For these reasons, you should choose a Roth IRA if you are eligible for one. The income cut off limits are $132,000 for single filers and $194,000 for MFJ. Each year you have earned income less than the cutoff, but greater than $5,500, you can contribute $5,500. Contributing $5,500 may not sound like a lot, but let’s look at some calculations to see if we can have a significant amount saved by retirement. And remember, this amount will be tax free!
|$5,500/ yr||Age 30 to 67||Investment return = 0%||Value = $203,500|
Without earning any interest, we would have $203,500 if we start contributing at age 30 until full retirement age of 67. I started this calculation at age thirty to give you time to pay off your student loans and get a good job where you earn enough to put away $5,500 per year.
Now let’s change our return to a fairly conservative 5%.

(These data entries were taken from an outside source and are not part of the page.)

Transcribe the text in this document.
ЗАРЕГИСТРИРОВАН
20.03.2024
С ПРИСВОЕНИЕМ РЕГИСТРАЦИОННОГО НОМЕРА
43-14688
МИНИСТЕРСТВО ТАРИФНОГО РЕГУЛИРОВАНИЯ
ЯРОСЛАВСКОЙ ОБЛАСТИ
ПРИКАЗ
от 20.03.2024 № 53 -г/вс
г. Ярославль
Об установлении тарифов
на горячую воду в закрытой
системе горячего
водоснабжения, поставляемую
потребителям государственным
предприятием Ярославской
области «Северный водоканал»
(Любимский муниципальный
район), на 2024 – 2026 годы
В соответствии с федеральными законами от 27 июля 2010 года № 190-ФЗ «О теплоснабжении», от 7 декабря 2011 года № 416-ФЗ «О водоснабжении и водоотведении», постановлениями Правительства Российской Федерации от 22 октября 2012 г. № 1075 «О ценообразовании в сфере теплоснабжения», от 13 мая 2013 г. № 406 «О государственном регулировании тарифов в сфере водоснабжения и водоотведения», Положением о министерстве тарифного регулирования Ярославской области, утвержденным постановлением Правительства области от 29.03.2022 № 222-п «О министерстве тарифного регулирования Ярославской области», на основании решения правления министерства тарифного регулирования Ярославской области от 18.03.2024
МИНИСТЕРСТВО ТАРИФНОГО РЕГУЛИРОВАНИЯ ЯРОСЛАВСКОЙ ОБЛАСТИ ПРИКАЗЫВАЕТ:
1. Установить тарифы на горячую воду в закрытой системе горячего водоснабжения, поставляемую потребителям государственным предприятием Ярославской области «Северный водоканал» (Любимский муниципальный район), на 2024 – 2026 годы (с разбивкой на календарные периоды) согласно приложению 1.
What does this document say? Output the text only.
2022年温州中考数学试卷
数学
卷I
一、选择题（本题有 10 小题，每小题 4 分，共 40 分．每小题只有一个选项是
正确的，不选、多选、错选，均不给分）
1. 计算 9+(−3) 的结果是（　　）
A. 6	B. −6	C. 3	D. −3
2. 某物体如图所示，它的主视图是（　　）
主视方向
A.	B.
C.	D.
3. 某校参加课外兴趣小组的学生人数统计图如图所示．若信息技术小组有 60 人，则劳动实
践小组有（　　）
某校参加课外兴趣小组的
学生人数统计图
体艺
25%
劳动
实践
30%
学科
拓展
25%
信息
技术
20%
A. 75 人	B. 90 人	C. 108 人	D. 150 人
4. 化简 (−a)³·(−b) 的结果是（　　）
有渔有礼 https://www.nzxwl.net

|$5,500/ yr||Age 30 to 67||Investment return = 5%||Value= $586,902|
Not bad. Over half a million dollars.
Now since this is a tax free account that we can’t take the money out of until we are 55 without penalty, let’s get aggressive with the investments and plan for an 8% return.
|$5,500/ yr||Age 30 to 67||Investment return = 8%||Value= $1,206,237|
Check out that result! (This number will actually be higher than 1.2 million because the contribution limit will not remain at $5,500 for the next 37 years. It has increased at 4% per year since 2002 when it was $3,000.)
This shows us that it is possible to accumulate over 1 million dollars tax free for your retirement! And this is only in your Roth IRA. You will also have your 401(k) and other investment accounts.